BACKGROUND: Polygenic scores incorporating varying numbers of single nucleotide polymorphisms (SNPs) have been demonstrated to exert a prominent role in atrial fibrillation (AF). We sought to compare the relative discriminatory capacities of 2 previously validated polygenic scores in "lone" AF. METHODS: A total of 186 lone AF cases of European ancestry underwent SNP genotyping. A genome-wide polygenic score (GPS) and polygenic risk score (PRS) involving 6,730,541 and 1168 SNPs, respectively, were calculated for 186 cases and 423 controls of European ancestry from the 1000 Genomes (1KG) Project. The distribution of the polygenic scores was compared between the cases and controls and their discriminatory capacities were evaluated using receiver operating characteristic (ROC) curves. RESULTS: A total of 34.4% of patients with lone AF had GPS scores greater than the top 10th percentile of 1KG controls, corresponding to a 4.64-fold increased odds (95% confidence interval [CI], 2.99-7.18; P < 0.001) for AF. A PRS score in the top 10th percentile of 1KG controls was observed in 26.3% of cases, which equated to a 3.16-fold increased odds (95% CI, 2.01-4.98; P < 0.001) for AF. Comparison of C-statistics from ROC curves indicated improved discriminatory capacity of the GPS (0.76) relative to the PRS (0.70) (P = 0.002). CONCLUSIONS: Our study evaluating 2 polygenic scores for AF suggests that the GPS, containing more than 6.7 million SNPs, exhibits an improved discriminatory capacity in lone AF compared with a PRS possessing 1168 SNPs. Our findings suggest that genetic risk scores for AF that maximally leverage genomic data may provide improved predictive power.

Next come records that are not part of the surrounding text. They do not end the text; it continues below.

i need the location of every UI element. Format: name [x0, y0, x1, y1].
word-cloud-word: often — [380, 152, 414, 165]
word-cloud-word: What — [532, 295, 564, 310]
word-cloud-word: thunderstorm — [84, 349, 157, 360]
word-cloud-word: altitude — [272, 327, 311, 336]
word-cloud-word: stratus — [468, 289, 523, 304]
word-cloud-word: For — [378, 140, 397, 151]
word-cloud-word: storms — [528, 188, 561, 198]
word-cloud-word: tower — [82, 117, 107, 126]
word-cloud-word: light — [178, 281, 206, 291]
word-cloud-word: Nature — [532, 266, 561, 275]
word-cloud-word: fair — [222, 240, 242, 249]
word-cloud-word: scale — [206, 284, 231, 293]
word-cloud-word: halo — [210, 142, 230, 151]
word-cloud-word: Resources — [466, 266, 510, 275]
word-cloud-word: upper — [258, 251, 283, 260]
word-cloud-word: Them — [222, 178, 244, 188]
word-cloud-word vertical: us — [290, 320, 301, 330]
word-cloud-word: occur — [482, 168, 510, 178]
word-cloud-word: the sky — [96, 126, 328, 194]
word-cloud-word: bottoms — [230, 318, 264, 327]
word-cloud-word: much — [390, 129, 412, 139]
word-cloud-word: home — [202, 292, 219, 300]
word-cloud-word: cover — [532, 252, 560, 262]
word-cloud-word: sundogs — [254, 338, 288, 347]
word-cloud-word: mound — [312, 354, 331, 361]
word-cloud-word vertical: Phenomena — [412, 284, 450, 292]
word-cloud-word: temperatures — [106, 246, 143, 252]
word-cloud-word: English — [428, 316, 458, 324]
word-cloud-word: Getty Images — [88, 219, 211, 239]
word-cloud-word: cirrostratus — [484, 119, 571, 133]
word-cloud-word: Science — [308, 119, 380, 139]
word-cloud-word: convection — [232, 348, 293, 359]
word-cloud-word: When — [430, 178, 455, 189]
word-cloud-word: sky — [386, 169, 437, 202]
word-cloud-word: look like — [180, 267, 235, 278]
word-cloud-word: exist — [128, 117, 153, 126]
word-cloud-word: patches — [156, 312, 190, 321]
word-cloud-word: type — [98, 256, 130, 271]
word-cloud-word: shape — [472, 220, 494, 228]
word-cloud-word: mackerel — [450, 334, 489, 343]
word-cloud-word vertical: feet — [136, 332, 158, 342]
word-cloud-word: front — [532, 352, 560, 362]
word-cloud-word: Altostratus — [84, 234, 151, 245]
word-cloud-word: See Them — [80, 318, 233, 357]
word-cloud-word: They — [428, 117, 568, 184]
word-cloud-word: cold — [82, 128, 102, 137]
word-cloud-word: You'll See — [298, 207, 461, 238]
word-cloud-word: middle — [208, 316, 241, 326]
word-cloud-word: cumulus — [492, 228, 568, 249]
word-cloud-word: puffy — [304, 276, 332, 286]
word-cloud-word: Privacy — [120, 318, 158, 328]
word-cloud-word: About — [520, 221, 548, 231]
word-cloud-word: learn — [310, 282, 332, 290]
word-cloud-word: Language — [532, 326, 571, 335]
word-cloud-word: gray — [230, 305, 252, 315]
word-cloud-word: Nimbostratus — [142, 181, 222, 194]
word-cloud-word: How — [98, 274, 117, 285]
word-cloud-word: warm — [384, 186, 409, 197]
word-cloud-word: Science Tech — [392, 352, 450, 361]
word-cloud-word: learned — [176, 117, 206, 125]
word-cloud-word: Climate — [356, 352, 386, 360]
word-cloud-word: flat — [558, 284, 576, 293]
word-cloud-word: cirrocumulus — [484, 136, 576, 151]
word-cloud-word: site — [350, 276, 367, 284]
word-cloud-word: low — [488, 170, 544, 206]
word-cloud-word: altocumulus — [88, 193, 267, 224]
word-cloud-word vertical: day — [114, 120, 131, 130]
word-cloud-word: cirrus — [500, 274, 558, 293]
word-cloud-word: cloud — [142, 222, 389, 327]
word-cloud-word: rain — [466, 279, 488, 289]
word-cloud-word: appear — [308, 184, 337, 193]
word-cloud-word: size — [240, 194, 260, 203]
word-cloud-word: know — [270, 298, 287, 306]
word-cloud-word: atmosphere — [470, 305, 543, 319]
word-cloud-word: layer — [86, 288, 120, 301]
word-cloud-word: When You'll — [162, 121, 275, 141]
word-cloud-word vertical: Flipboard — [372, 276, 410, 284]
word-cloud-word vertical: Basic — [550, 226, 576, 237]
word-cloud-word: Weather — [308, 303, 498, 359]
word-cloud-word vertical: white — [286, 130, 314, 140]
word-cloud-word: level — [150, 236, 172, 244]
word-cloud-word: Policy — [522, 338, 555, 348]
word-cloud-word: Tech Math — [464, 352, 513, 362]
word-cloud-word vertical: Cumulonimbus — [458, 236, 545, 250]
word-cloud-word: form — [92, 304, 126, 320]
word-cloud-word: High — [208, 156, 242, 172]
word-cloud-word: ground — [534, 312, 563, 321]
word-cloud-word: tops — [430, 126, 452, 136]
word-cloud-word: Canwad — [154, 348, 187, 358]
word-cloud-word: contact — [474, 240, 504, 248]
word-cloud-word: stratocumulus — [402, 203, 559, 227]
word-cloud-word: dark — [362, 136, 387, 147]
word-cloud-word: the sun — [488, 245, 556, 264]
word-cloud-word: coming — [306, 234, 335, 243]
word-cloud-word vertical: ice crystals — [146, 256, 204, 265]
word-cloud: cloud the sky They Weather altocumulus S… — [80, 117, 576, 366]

CONTEXTE: Il a été démontré que des scores polygéniques intégrant un nombre variable de polymorphismes mononucléotidiques (PMN) jouent un rôle important en ce qui concerne la fibrillation auriculaire (FA). Nous avons comparé le potentiel discriminatoire relatif de deux scores polygéniques déjà validés dans la FA idiopathique. MÉTHODOLOGIE: Au total, 186 sujets d'ascendance européenne atteints de FA idiopathique ont été soumis à un génotypage des PMN. Un score polygénique génomique (SPG) et un score de risque polygénique (SRP) comprenant respectivement 6 730 541 et 1 168 PMN ont été calculés pour les 186 sujets et pour 423 témoins d'ascendance européenne dont les données sont tirées du projet 1000 Genomes (1KG). Les distributions des scores polygéniques des sujets et des témoins ont été comparées, et leur potentiel discriminatoire a été évalué au moyen des courbes caractéristiques de la performance d'un test (courbes ROC, de l'anglais Receiver Operating Characteristic). RÉSULTATS: Au total, 34,4 % des patients atteints de FA idiopathique avaient un SPG supérieur à celui des témoins du 10e centile supérieur du projet 1KG, ce qui représente une probabilité de FA 4,64 fois plus élevée (intervalle de confiance [IC] à 95 % : 2,99 à 7,18; p < 0,001). Un SRP situé dans le 10e centile supérieur des témoins du projet 1KG a été observé chez 26,3 % des patients atteints de FA, soit une probabilité de FA 3,16 fois plus élevée (IC à 95 % : 2,01 à 4,98; p < 0,001). Les résultats de la comparaison des statistiques C des courbes ROC indiquent que le SPG (0,76) a un potentiel discriminatoire supérieur à celui du SRP (0,70) (p = 0,002). CONCLUSIONS: Les résultats de notre étude de deux scores polygéniques relatifs à la FA indiquent que le potentiel discriminatoire du SPG, qui comprend plus de 6,7 millions de PMN, pour prédire une FA idiopathique est supérieur à celui du SRP, qui comprend 1 168 PMN. Ces résultats indiquent que les scores de risque génétique de FA qui exploitent pleinement les données génomiques pourraient avoir un pouvoir prédictif supérieur.